Infrastructure major GMR Group plans to reduce its corporate debt by 20% to 30% in 18 months, after cutting its loan by a third through the $300 million (about Rs 2,000 crore) raised from the Kuwait Investment Agency (KIA).
GMR had raised the money via a foreign currency convertible bond (FCCB) issue.
The company will, however, not rush into equity stake sales at the Delhi International Airport as that would dilute the value of the asset, chief financial officer Madhu Terdal said. It will instead pursue alternate arrangements with existing private equity investors such as Macquarie SBI, JM Financial and Old Lane, among others, he added.
“Right now the priority is to retire high-cost Indian debt with low-cost foreign funds and that is what we are doing with this FCCB issue from KIA,” Terdal told HT, adding that they may look at raising $1 billion for the airport business at a later stage.
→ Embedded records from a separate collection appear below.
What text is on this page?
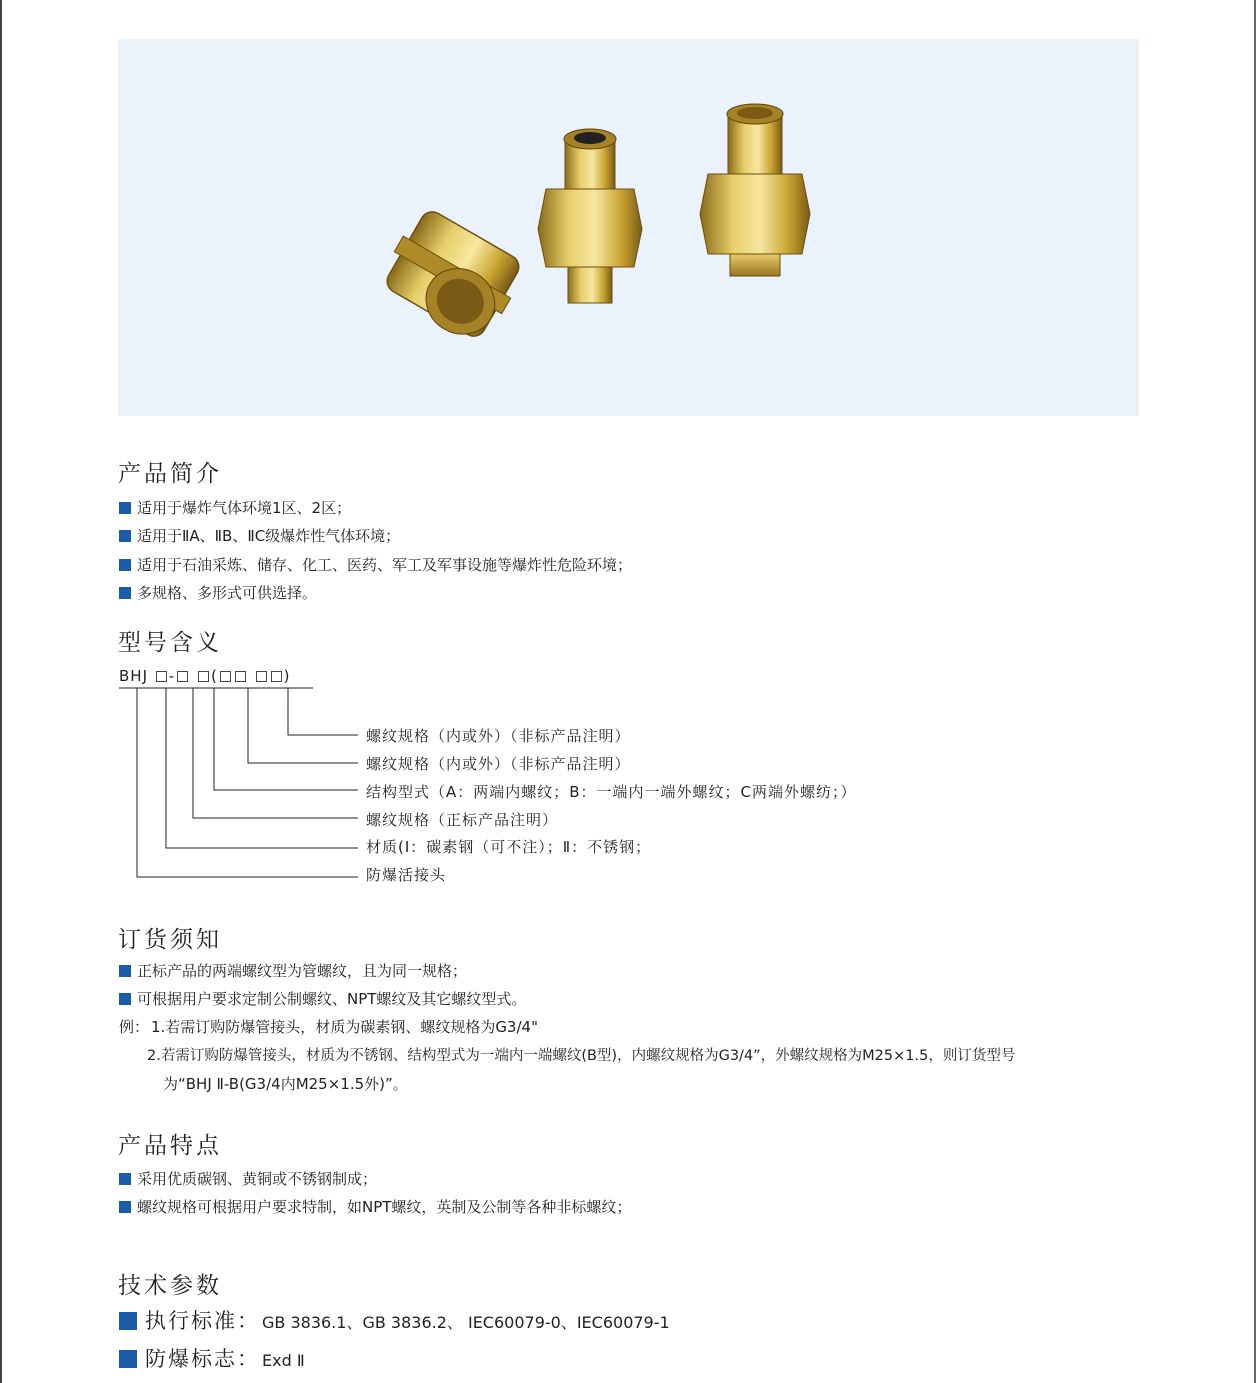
产品简介
适用于爆炸气体环境1区、2区；
适用于ⅡA、ⅡB、ⅡC级爆炸性气体环境；
适用于石油采炼、储存、化工、医药、军工及军事设施等爆炸性危险环境；
多规格、多形式可供选择。
型号含义
BHJ - (	)
螺纹规格（内或外）（非标产品注明）
螺纹规格（内或外）（非标产品注明）
结构型式（A：两端内螺纹；B：一端内一端外螺纹；C两端外螺纺；）
螺纹规格（正标产品注明）
材质(Ⅰ：碳素钢（可不注）；Ⅱ：不锈钢；
防爆活接头
订货须知
正标产品的两端螺纹型为管螺纹，且为同一规格；
可根据用户要求定制公制螺纹、NPT螺纹及其它螺纹型式。
例： 1.若需订购防爆管接头，材质为碳素钢、螺纹规格为G3/4"
2.若需订购防爆管接头，材质为不锈钢、结构型式为一端内一端螺纹(B型)，内螺纹规格为G3/4”，外螺纹规格为M25×1.5，则订货型号
为“BHJ Ⅱ-B(G3/4内M25×1.5外)”。
产品特点
采用优质碳钢、黄铜或不锈钢制成；
螺纹规格可根据用户要求特制，如NPT螺纹，英制及公制等各种非标螺纹；
技术参数
执行标准： GB 3836.1、GB 3836.2、 IEC60079-0、IEC60079-1
防爆标志： Exd Ⅱ
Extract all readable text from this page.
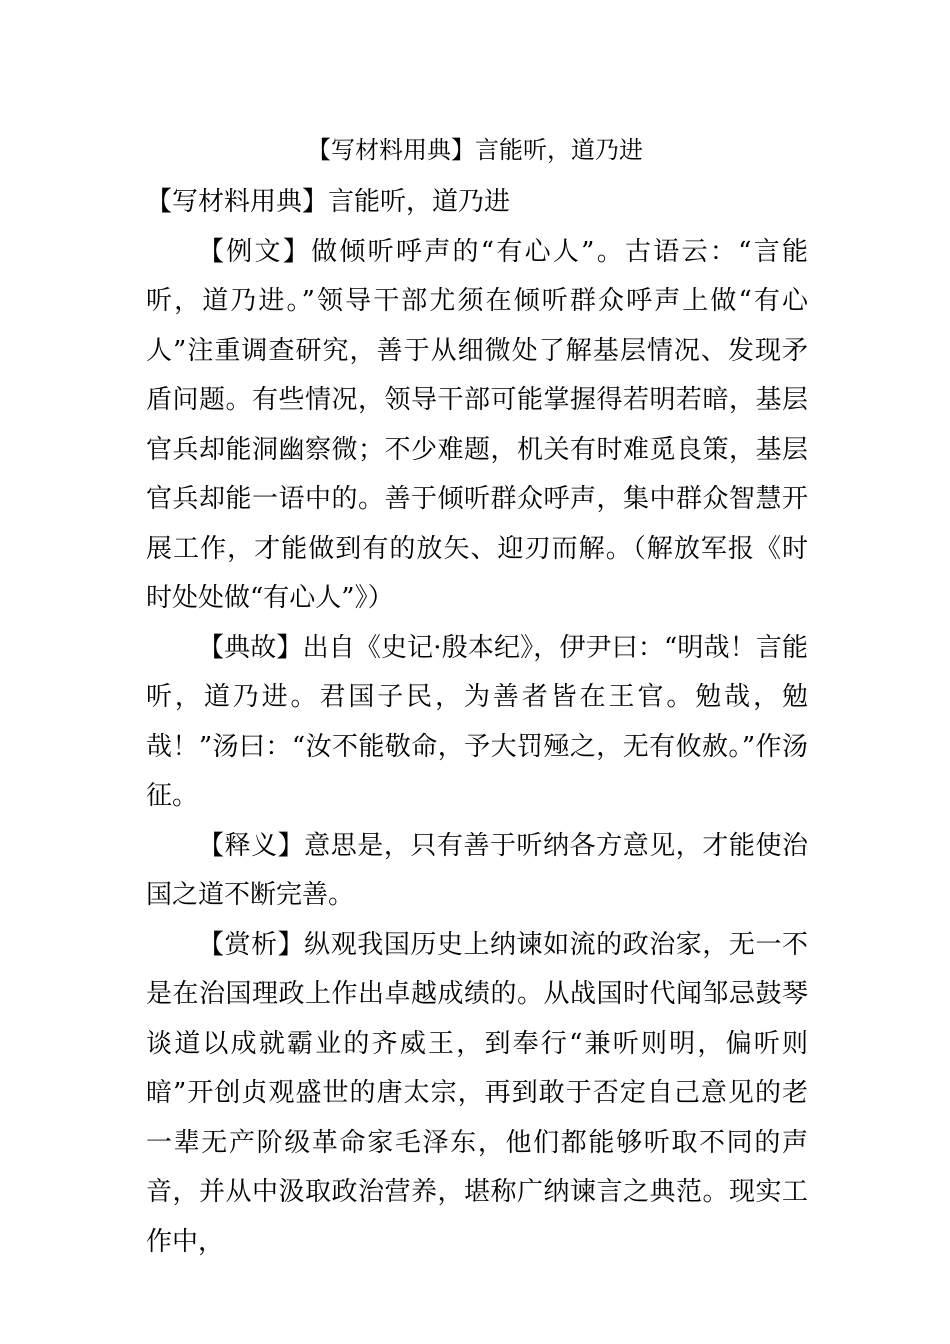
【写材料用典】言能听，道乃进

【写材料用典】言能听，道乃进

【例文】做倾听呼声的“有心人”。古语云：“言能听，道乃进。”领导干部尤须在倾听群众呼声上做“有心人”注重调查研究，善于从细微处了解基层情况、发现矛盾问题。有些情况，领导干部可能掌握得若明若暗，基层官兵却能洞幽察微；不少难题，机关有时难觅良策，基层官兵却能一语中的。善于倾听群众呼声，集中群众智慧开展工作，才能做到有的放矢、迎刃而解。（解放军报《时时处处做“有心人”》）

【典故】出自《史记·殷本纪》，伊尹曰：“明哉！言能听，道乃进。君国子民，为善者皆在王官。勉哉，勉哉！”汤曰：“汝不能敬命，予大罚殛之，无有攸赦。”作汤征。

【释义】意思是，只有善于听纳各方意见，才能使治国之道不断完善。

【赏析】纵观我国历史上纳谏如流的政治家，无一不是在治国理政上作出卓越成绩的。从战国时代闻邹忌鼓琴谈道以成就霸业的齐威王，到奉行“兼听则明，偏听则暗”开创贞观盛世的唐太宗，再到敢于否定自己意见的老一辈无产阶级革命家毛泽东，他们都能够听取不同的声音，并从中汲取政治营养，堪称广纳谏言之典范。现实工作中，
GMR had been a much-coveted company among equity investors and banks and financial institutions till 2008, when the Lehman liquidity crash hit the company’s ability to service its debts, which currently totals Rs 41,000 crore.
The company currently has Rs 7,000 crore of corporate debt — not backed by any projects — which is extremely risky. The company is looking to reduce it by about 60% by March 2016.
“We had to borrow funds to complete our projects and that inflated our loans,” Terdal said.
Till March 2014, the ratio between under-construction debt and operational debt was Rs 19,000 crore and Rs 18,000 crore. By March 2015, the operational debt rose to Rs 27,800 crore, while under-construction debt was Rs 12,000 crore. By March 16, the break-up is expected to change to Rs 39,000 crore and Rs 2,000 crore.